The kind people at BananaPi are sending me one of their new BananaPi Zeros to test OH on. It is a pretty impressive little device (same form factor as a RPi Zero but runs a quad core A7 H2+ CPU 1.2 GHz versus the single core 1 GHz in the RPi Zero). So processor wise I’m thinking it will handle openHAB without problem. However, it only comes with 512M of RAM so I have my doubts it can handle OH in that regard.
But I would like to provide a useful write-up after I test which means I need to know more about how much RAM all of your setups are using so I can provide something along the lines of “If you have a simple setup with 5 or fewer add-ons it will work for you.”
So I’m asking everyone who is willing to please provide the following information if they are running on Linux:
How much memory is your OH using? (see note 1)
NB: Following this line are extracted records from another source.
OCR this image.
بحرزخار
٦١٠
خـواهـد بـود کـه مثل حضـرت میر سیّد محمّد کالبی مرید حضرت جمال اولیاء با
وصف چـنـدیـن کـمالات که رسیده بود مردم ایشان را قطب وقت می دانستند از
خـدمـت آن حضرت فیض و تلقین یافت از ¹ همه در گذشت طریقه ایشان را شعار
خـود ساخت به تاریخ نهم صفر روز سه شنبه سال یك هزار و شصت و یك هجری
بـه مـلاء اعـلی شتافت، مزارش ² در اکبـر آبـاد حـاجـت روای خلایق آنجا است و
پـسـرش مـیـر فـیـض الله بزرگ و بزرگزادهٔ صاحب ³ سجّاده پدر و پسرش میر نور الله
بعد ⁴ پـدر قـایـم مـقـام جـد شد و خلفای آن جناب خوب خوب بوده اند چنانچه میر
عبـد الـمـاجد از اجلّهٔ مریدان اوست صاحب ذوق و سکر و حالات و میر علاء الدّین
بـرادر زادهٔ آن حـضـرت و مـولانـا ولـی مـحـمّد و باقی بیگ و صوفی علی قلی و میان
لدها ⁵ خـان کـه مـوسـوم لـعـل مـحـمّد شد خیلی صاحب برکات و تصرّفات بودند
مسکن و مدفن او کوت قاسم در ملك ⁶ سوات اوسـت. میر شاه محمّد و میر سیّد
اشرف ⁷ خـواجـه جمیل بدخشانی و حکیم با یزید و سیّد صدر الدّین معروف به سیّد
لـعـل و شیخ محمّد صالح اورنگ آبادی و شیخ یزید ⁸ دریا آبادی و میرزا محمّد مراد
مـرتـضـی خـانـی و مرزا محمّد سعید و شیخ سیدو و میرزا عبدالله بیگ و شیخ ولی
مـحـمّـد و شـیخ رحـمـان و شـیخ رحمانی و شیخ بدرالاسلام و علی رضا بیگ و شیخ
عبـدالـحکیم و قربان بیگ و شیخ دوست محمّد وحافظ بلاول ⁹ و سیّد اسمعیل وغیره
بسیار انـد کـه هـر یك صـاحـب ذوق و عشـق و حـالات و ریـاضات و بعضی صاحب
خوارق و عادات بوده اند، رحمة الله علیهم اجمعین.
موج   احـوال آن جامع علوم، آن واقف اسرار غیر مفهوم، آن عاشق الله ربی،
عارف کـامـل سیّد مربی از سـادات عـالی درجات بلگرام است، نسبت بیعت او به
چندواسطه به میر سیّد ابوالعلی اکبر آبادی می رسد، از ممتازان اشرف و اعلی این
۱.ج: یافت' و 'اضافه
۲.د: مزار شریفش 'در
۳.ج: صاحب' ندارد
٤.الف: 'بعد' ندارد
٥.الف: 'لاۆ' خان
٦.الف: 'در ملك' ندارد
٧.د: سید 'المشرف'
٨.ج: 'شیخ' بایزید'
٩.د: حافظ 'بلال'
How many active bundles? (see note 2)
How many Items?
How many lines of Rules?
I’ll provide some commands you can run to get this information below.
This will print out the number of active bundles. Don’t worry, it will be a largish number as it counts way more than just installed add-ons.
This command also requires logging in to the Karaf console.
ssh -p 8101 openhab@localhost 'smarthome:items list | grep -c .*'
The number printed out will be the total number of Items
From the same machine OH is running
wc -l /etc/openhab2/rules/*.rules | tail -n 1
Use the location of your rules files if it is not in the standard ap-get/yum installed locations. The number printed out will be the total number of lines in all of your Rules files. This will include white space and comments.
Notes
I realize this is not an accurate measure of the actual amount of memory OH is actually using but it is close enough for my purposes.
This will list all the active bundles which include third-party bundles, the bundles that make up ESh and OH cores, and your installed add-ons.
To get to Mb divide by 1024.
Thanks!
Edit: Noticed I was missing a digit in my memory report. No way is OH running in that little memory.
mmmhh would love to help you, but seems that I have trouble running your commands:
running OH2.2 latest snapshot on a NUC VM through Virtualbox; host and guest are running Ubuntu 16.04.3 LTS
output of memory usage is just a single comma
port option needs to be a small “p” for me, but even then number of bundles and items is given as “0"
Number of lines in rules is listed with " 372”, which sounds about reasonable…
I should have tested the ps commands on raspbian. It didn’t occur to me that ps would behave differently.
It is interesting how everyone running outside of Docker is using an order of magnitude less memory. ps must include the whole container’s environment or Docker grabs a bunch of virtual memory up front or something.
Using this command (with openhab) I get for the java running process a value of
511040
The entries for karaf (6536) , frontal (85724) and tail (5128) process are of no concern, I guess. I wondering where are they coming from. Old leftovers!
No, they are running on your machine. The amount of memory Karaf being used should be pretty much the same for everyone and I think that is really only the start script anyway. frontail and tail are showing up because they include the word “openhab” in their commands that started them. It is likely picking up on openhab.log.
I think the architecture has the biggest influence on this. When I run the openHAB demo (build #1082) in Docker or via an unpacked tar.gz on the same host (Ubuntu 16.04.3) the memory usage is more or less the same:
Docker:
14496504 kB
Unpacked tar.gz
14512820 kB
It’s even lower in Docker for me… but that will just be the error margin. With Docker the process will run using the same kernel. The virtualization penalty is very low. That is what makes container technology so popular.
Also, for these running in Docker… we can also run commands inside the Docker container. :-p
(Though I must admit I’m not sure exactly how ps reacts inside of a container…)
docker exec -it openhab /bin/bash
For me, the number is exactly the same as outside of the container.